KENT — As wily veterans who have combined to play in 223 collegiate games, and win the majority of them, senior guards Jaylin Walker and Jalen Avery are the indisputable leaders of the 2018-19 Kent State basketball team.
But the Golden Flashes wouldn't be sitting at 17-5 heading into Friday night's showdown at rival Akron without the significant contributions junior newcomers Antonio Williams, Philip Whittington and CJ Williamson have made on both ends of the floor.
Williams and Williamson have started in the backcourt in virtually every game this season, and Whittington is the starting post player for a team that's sorely lacking depth inside. They were recruited to provide immediate help, and all three have delivered.
“Those three guys as transfers have had a huge impact on our group,” KSU coach Rob Senderoff said. “We brought them in to fill an immediate need, but for them to have adapted as quickly as they have and play as well as they have has been impressive — and less so individually. It's more the mindset that they've brought to the team.
Williams, a 6-foot transfer from Indian Hills College in Iowa, has quickly developed into a leader both on and off the court. He ranks third on the team in scoring (10.8 ppg) and second in assists (2.5), and leads the league in steals during MAC play (2.3 spg).
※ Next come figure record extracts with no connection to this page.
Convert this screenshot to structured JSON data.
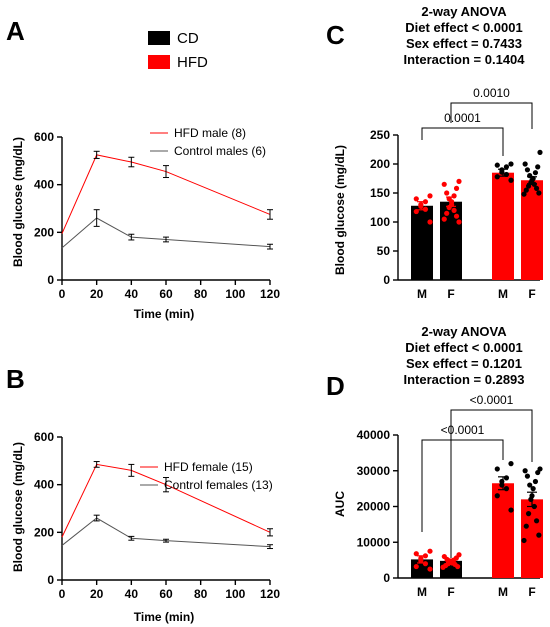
{
  "legend": {
    "items": [
      {
        "label": "CD",
        "color": "#000000"
      },
      {
        "label": "HFD",
        "color": "#ff0000"
      }
    ]
  },
  "colors": {
    "hfd": "#ff0000",
    "cd": "#000000",
    "control_line": "#555555"
  },
  "chart_data": [
    {
      "panel": "A",
      "type": "line",
      "title": "",
      "xlabel": "Time (min)",
      "ylabel": "Blood glucose (mg/dL)",
      "x": [
        0,
        20,
        40,
        60,
        120
      ],
      "xticks": [
        "0",
        "20",
        "40",
        "60",
        "80",
        "100",
        "120"
      ],
      "xlim": [
        0,
        120
      ],
      "yticks": [
        "0",
        "200",
        "400",
        "600"
      ],
      "ylim": [
        0,
        600
      ],
      "legend_position": "top-right",
      "series": [
        {
          "name": "HFD male (8)",
          "color": "#ff0000",
          "values": [
            195,
            525,
            495,
            455,
            275
          ],
          "errors": [
            0,
            15,
            20,
            25,
            20
          ]
        },
        {
          "name": "Control males (6)",
          "color": "#555555",
          "values": [
            135,
            260,
            180,
            170,
            140
          ],
          "errors": [
            0,
            35,
            12,
            10,
            10
          ]
        }
      ]
    },
    {
      "panel": "B",
      "type": "line",
      "title": "",
      "xlabel": "Time (min)",
      "ylabel": "Blood glucose (mg/dL)",
      "x": [
        0,
        20,
        40,
        60,
        120
      ],
      "xticks": [
        "0",
        "20",
        "40",
        "60",
        "80",
        "100",
        "120"
      ],
      "xlim": [
        0,
        120
      ],
      "yticks": [
        "0",
        "200",
        "400",
        "600"
      ],
      "ylim": [
        0,
        600
      ],
      "legend_position": "middle-right",
      "series": [
        {
          "name": "HFD female (15)",
          "color": "#ff0000",
          "values": [
            180,
            485,
            460,
            400,
            200
          ],
          "errors": [
            0,
            12,
            25,
            30,
            15
          ]
        },
        {
          "name": "Control females (13)",
          "color": "#555555",
          "values": [
            145,
            260,
            175,
            165,
            140
          ],
          "errors": [
            0,
            12,
            8,
            6,
            8
          ]
        }
      ]
    },
    {
      "panel": "C",
      "type": "bar",
      "title": "",
      "anova_lines": [
        "2-way ANOVA",
        "Diet effect < 0.0001",
        "Sex effect = 0.7433",
        "Interaction = 0.1404"
      ],
      "xlabel": "",
      "ylabel": "Blood glucose (mg/dL)",
      "categories": [
        "M",
        "F",
        "M",
        "F"
      ],
      "yticks": [
        "0",
        "50",
        "100",
        "150",
        "200",
        "250"
      ],
      "ylim": [
        0,
        250
      ],
      "bars": [
        {
          "group": "CD",
          "value": 128,
          "error": 7,
          "color": "#000000",
          "points": [
            145,
            140,
            135,
            130,
            127,
            122,
            118,
            100
          ]
        },
        {
          "group": "CD",
          "value": 135,
          "error": 8,
          "color": "#000000",
          "points": [
            170,
            165,
            158,
            150,
            145,
            140,
            135,
            130,
            125,
            120,
            115,
            110,
            105,
            100
          ]
        },
        {
          "group": "HFD",
          "value": 185,
          "error": 6,
          "color": "#ff0000",
          "points": [
            200,
            198,
            195,
            190,
            186,
            182,
            178,
            172
          ]
        },
        {
          "group": "HFD",
          "value": 172,
          "error": 6,
          "color": "#ff0000",
          "points": [
            220,
            200,
            195,
            190,
            185,
            180,
            175,
            172,
            168,
            165,
            162,
            158,
            155,
            150,
            148
          ]
        }
      ],
      "brackets": [
        {
          "from": 0,
          "to": 2,
          "label": "0.0001"
        },
        {
          "from": 1,
          "to": 3,
          "label": "0.0010"
        }
      ]
    },
    {
      "panel": "D",
      "type": "bar",
      "title": "",
      "anova_lines": [
        "2-way ANOVA",
        "Diet effect < 0.0001",
        "Sex effect = 0.1201",
        "Interaction = 0.2893"
      ],
      "xlabel": "",
      "ylabel": "AUC",
      "categories": [
        "M",
        "F",
        "M",
        "F"
      ],
      "yticks": [
        "0",
        "10000",
        "20000",
        "30000",
        "40000"
      ],
      "ylim": [
        0,
        40000
      ],
      "bars": [
        {
          "group": "CD",
          "value": 5200,
          "error": 1000,
          "color": "#000000",
          "points": [
            7500,
            6800,
            6200,
            5500,
            4800,
            4000,
            3200,
            2500
          ]
        },
        {
          "group": "CD",
          "value": 4800,
          "error": 500,
          "color": "#000000",
          "points": [
            6500,
            6000,
            5600,
            5200,
            5000,
            4800,
            4500,
            4200,
            4000,
            3800,
            3500,
            3200,
            3000
          ]
        },
        {
          "group": "HFD",
          "value": 26500,
          "error": 1800,
          "color": "#ff0000",
          "points": [
            32000,
            30500,
            28000,
            27000,
            26000,
            25000,
            23000,
            19000
          ]
        },
        {
          "group": "HFD",
          "value": 22000,
          "error": 2000,
          "color": "#ff0000",
          "points": [
            30500,
            30000,
            29500,
            28500,
            27000,
            26000,
            25000,
            23000,
            22000,
            20000,
            18000,
            16000,
            14500,
            12000,
            10500
          ]
        }
      ],
      "brackets": [
        {
          "from": 0,
          "to": 2,
          "label": "<0.0001"
        },
        {
          "from": 1,
          "to": 3,
          "label": "<0.0001"
        }
      ]
    }
  ]
}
“[Williams] has been a tremendous defensive player for us. He guards the other team's best player,” Senderoff said. “He also scores and does a lot of the little things that you don't see in the box score. He's competitive and makes the toughness plays.”
No play was tougher than the one Williams executed against incredible odds to beat host Ball State last weekend, when he threw a desperation 3-pointer hard off the glass, raced in to grab the rebound and make the game-winning putback in the final seconds of overtime.
Senderoff called it “a tremendous instinctual play,” one that only a heady and determined player like Williams could pull off.
Williamson is also a junior college transfer (Chipola College, Fla.) who has provided size (6-6, 200) and versatility at the wing. He ranks fifth on the team in scoring (7.7 ppg) and third in rebounding (3.8 rpg).
“CJ has been a little up and down, but he's had some great moments,” Senderoff said. “He does a little bit of everything — scores, rebounds, assists, guards guys that are bigger than him every game. He guards the other team's four man, but is able to switch onto point guards.”
Whittington's value rose significantly after starting post players Adonis De La Rosa (graduate transfer to Illinois) and Danny Pippen (season-ending knee injury) were lost during the offseason. The USC Upstate transfer has battled opposing centers while standing 6-8 and has more than held his own on both ends of the floor, ranking fourth on the team in scoring (9.8 ppg) and first by a wide margin in rebounding (7.8 rpg) despite averaging just 23 minutes per game.
“After a year sitting out [transfer rule], Phil probably didn't completely expect to have the role that he's had this year. Danny and Adonis were both here when he came with us,” Senderoff said. “He knew there would be a chance for him to play, but for him to have close to double the number of defensive rebounds anyone else has on our roster and be our main post presence … Phil has been huge for us.”
Friday night, Williams, Williamson and Whittington will receive their first taste of the bitter backyard rivalry between Kent State and Akron. Based on how they've handled their respective duties since the start of their initial season with the Flashes, Senderoff is confident that his key newcomers will stay poised when things get wild at Rhodese Arena.
“I think they'll be excited. But they'll be fine,” Senderoff said. “They've come in with a great mindset and understanding of the things you need to do to be a great team, and that's allowed them to have success.”